With government regulators poised to block the deal, Barnes & Noble Inc. yesterday called off its proposed $600 million merger with the country's largest book wholesaler, abandoning a union that could have reshaped the retail book industry.

The New York-based chain announced plans in November to acquire Ingram Book Group, a Tennessee company that sold and distributed $1 billion worth of books last year to stores nationwide. Independent retailers and electronic commerce vendors vehemently opposed the combination, arguing that it would force them to buy books from a subsidiary of an arch-rival -- a little like forcing Burger King to buy its french fries from McDonald's.

The Federal Trade Commission agreed. On Monday, staffers at the agency reportedly had decided to recommend challenging the planned merger in court, arguing that it could lead to higher book prices and prevent new players from entering the fast-growing Internet bookselling market.

"If Ingram was in the hands of a main competitor, you had to be concerned about that," FTC Chairman Robert Pitofsky said in an interview yesterday. "You have to be concerned about where the next party that wants to get into the market is going to buy its books."

The FTC is signaling that it will continue to cast a skeptical eye on vertical mergers -- those between suppliers and retailers.

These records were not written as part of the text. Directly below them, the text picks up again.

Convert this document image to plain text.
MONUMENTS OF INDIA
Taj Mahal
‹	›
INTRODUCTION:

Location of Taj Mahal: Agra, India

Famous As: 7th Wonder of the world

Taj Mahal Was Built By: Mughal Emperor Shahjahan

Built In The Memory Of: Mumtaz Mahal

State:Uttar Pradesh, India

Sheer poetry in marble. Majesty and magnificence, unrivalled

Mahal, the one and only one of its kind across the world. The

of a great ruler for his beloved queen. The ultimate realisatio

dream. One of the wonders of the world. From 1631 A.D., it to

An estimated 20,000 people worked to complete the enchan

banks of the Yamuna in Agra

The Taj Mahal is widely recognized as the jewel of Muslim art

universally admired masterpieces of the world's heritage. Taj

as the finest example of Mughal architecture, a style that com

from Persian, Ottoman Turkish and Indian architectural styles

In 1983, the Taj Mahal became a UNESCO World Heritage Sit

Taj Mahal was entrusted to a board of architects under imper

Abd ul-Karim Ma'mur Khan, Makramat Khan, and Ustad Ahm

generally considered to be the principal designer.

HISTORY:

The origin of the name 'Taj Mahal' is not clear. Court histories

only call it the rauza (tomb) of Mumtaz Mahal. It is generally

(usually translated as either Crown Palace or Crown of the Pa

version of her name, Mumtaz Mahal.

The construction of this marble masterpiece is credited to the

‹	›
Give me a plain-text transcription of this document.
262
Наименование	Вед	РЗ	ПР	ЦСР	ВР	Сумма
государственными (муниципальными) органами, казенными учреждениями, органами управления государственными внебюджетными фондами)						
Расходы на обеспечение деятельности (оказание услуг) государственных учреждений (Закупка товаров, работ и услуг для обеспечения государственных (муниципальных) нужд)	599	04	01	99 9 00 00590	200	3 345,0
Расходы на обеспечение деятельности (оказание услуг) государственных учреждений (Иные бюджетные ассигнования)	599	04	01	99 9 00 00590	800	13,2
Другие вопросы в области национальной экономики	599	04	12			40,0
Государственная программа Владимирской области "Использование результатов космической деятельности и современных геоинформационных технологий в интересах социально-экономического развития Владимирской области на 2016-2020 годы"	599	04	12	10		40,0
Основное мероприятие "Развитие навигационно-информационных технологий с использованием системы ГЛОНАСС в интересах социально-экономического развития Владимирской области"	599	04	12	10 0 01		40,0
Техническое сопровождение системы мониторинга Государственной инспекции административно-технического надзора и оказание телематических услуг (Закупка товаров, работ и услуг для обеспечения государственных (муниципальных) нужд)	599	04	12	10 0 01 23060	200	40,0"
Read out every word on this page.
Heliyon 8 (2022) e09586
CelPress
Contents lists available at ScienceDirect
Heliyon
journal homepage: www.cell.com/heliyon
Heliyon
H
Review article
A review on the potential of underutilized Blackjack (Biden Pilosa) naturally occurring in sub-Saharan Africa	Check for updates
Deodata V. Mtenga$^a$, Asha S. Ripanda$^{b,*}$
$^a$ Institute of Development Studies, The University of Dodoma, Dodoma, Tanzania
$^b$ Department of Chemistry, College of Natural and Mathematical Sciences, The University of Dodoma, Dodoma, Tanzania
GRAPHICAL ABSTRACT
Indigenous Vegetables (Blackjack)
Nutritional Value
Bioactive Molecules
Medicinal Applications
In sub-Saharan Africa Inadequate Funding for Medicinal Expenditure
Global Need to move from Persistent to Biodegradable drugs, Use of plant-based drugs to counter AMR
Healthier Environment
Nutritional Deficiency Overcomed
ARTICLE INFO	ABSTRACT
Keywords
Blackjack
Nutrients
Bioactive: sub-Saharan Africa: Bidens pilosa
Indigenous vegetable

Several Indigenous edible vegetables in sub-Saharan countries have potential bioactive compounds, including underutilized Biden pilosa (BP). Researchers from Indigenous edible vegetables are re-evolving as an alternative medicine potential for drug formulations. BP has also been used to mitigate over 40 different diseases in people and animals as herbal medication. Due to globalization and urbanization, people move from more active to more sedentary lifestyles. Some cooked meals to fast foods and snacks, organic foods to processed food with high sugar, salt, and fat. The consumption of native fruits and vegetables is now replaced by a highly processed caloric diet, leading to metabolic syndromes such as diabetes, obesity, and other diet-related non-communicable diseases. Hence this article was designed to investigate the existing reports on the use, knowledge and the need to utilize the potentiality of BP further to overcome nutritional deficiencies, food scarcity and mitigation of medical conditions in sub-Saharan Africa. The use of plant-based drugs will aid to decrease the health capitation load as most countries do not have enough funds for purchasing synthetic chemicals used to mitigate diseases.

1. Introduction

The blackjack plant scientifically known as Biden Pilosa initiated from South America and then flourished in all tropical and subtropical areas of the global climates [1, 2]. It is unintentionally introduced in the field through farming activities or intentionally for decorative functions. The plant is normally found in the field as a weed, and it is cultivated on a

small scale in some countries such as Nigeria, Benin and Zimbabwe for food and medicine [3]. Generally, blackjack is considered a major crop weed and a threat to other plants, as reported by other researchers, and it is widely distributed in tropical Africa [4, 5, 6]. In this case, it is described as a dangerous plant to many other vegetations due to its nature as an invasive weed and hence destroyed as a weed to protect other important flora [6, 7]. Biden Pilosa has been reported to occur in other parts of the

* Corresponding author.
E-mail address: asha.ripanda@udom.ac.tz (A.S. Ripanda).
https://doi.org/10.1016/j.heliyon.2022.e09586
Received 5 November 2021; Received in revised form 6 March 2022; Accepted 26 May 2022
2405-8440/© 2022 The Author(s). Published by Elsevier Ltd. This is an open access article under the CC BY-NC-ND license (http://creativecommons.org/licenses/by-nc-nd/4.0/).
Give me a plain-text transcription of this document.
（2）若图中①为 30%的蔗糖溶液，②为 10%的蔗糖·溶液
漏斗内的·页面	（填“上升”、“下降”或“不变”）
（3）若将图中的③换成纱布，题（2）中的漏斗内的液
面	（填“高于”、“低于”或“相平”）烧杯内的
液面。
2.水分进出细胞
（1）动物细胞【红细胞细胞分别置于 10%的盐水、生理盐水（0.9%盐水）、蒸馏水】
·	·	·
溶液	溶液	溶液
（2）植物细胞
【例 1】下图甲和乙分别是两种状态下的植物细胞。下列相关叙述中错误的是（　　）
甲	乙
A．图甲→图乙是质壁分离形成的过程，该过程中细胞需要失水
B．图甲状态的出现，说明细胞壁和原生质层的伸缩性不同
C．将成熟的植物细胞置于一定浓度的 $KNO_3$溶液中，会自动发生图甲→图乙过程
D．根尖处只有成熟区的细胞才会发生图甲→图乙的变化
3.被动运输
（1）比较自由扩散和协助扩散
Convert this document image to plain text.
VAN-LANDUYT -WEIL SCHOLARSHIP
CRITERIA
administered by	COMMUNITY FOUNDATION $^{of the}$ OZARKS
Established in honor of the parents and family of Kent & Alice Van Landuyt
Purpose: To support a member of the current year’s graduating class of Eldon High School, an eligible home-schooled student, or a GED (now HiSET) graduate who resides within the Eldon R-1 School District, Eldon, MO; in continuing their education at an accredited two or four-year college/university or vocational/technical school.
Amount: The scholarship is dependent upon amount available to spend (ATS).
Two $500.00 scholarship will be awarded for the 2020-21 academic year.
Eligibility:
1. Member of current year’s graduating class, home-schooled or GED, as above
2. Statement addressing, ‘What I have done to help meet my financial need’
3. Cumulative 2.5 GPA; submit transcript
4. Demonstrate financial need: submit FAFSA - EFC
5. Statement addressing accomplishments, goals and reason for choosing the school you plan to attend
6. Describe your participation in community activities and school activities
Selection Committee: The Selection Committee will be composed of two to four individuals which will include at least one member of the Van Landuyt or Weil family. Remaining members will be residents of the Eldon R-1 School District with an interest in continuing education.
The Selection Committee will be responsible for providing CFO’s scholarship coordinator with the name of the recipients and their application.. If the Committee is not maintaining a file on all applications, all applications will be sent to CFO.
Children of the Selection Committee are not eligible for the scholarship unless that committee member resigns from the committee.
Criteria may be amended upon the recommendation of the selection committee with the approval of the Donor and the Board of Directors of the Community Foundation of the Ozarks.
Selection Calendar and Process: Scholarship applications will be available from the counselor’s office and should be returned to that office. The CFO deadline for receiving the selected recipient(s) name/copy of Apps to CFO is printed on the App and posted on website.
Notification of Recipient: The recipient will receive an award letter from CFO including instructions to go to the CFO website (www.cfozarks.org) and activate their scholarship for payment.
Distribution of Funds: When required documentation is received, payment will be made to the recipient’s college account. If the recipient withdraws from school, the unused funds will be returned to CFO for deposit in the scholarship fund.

Throughout the Reagan era, not a single vertical merger was challenged by antitrust regulators, Pitofsky said, but the Justice Department and the FTC during the Clinton administration have either blocked or forced changes to four, including one between Lockheed Martin Corp. and Northrop Grumman Corp.

"This isn't the initiation of an offensive," Pitofsky said. "But vertical mergers aren't off the table the way they were in the 1980s."

Officials at Barnes & Noble and Ingram said yesterday that the FTC had erred by accepting the sometimes emotional objections of independent booksellers. But facing the prospect of a protracted legal fight, the companies opted to walk away from the deal rather than spend time and money on what could have been a losing battle.

"Ultimately, we don't think the consumer was served," Leonard Riggio, Barnes & Noble's chief executive, said in an interview yesterday. "Here we are selling books at 10 percent, 20 percent, 50 percent off list price and the FTC is supporting a group which largely sells those same books at list price. What's happening here?"

The fight over Ingram was considered a life-or-death struggle by some independent booksellers, many of which have been squeezed by national chains and the growth of Internet merchants such as Amazon.com. An all-out lobbying war against the proposed deal, led by the American Booksellers Association (ABA), a trade group, swamped the commission with letters and e-mail.

Many stores planned to sever their relationship with Ingram if the deal went through, and some had already begun to reduce their orders from the company. The stores fretted that Ingram would give preferential treatment to Barnes & Noble, either by divulging sensitive credit information to the book giant or by increasing its inventory of bestsellers at the expense of more obscure titles in which they specialize.

"We worried that Ingram would grow to reflect what Barnes & Noble carried, which are the more commercial books, and we'd no longer be able to get the small-press offerings that are our bread and butter," said Barbara Meade, co-owner of Politics and Prose, a Washington bookseller that buys about 30 percent of its books from Ingram.

The controversy stirred by the Ingram deal also highlights the race now underway among big players in the Internet book business to build quick and reliable systems to send books across the country. The warehouses must be situated near the hubs of overnight carriers such as Federal Express Corp. and be capable of handling multitudes of small orders from individual, rather than corporate, customers.

By buying Ingram, which owns 11 warehouses nationwide, Barnes & Noble would have expanded its network fast and bolstered its fledgling online site, Barnesandnoble.com. Now, company executives say they will build two centers on their own, saving money but losing valuable time in their efforts to compete with Amazon.com. and other electronic retailers.

"It was a shortcut way to get a competitive advantage over its rivals," said John Glass, an analyst at BT Alex. Brown, a Baltimore investment firm. "Ingram wasn't critical to their success but now they need to go out and build warehouses on their own."

Officials at Amazon.com said yesterday they were pleased that the Ingram deal was dead, but contended that it won't affect their own strategy. The Seattle company is busily trying to diversify its supplier base and had announced plans to open four distribution centers even before Barnes & Noble's play for Ingram.

"Rather than have something as important as shipping handled by someone outside of the company, we want to focus on that ourselves," said Amazon spokesman Bill Curry. "And the best way to do that is to have Amazonians handling everything related to the transaction."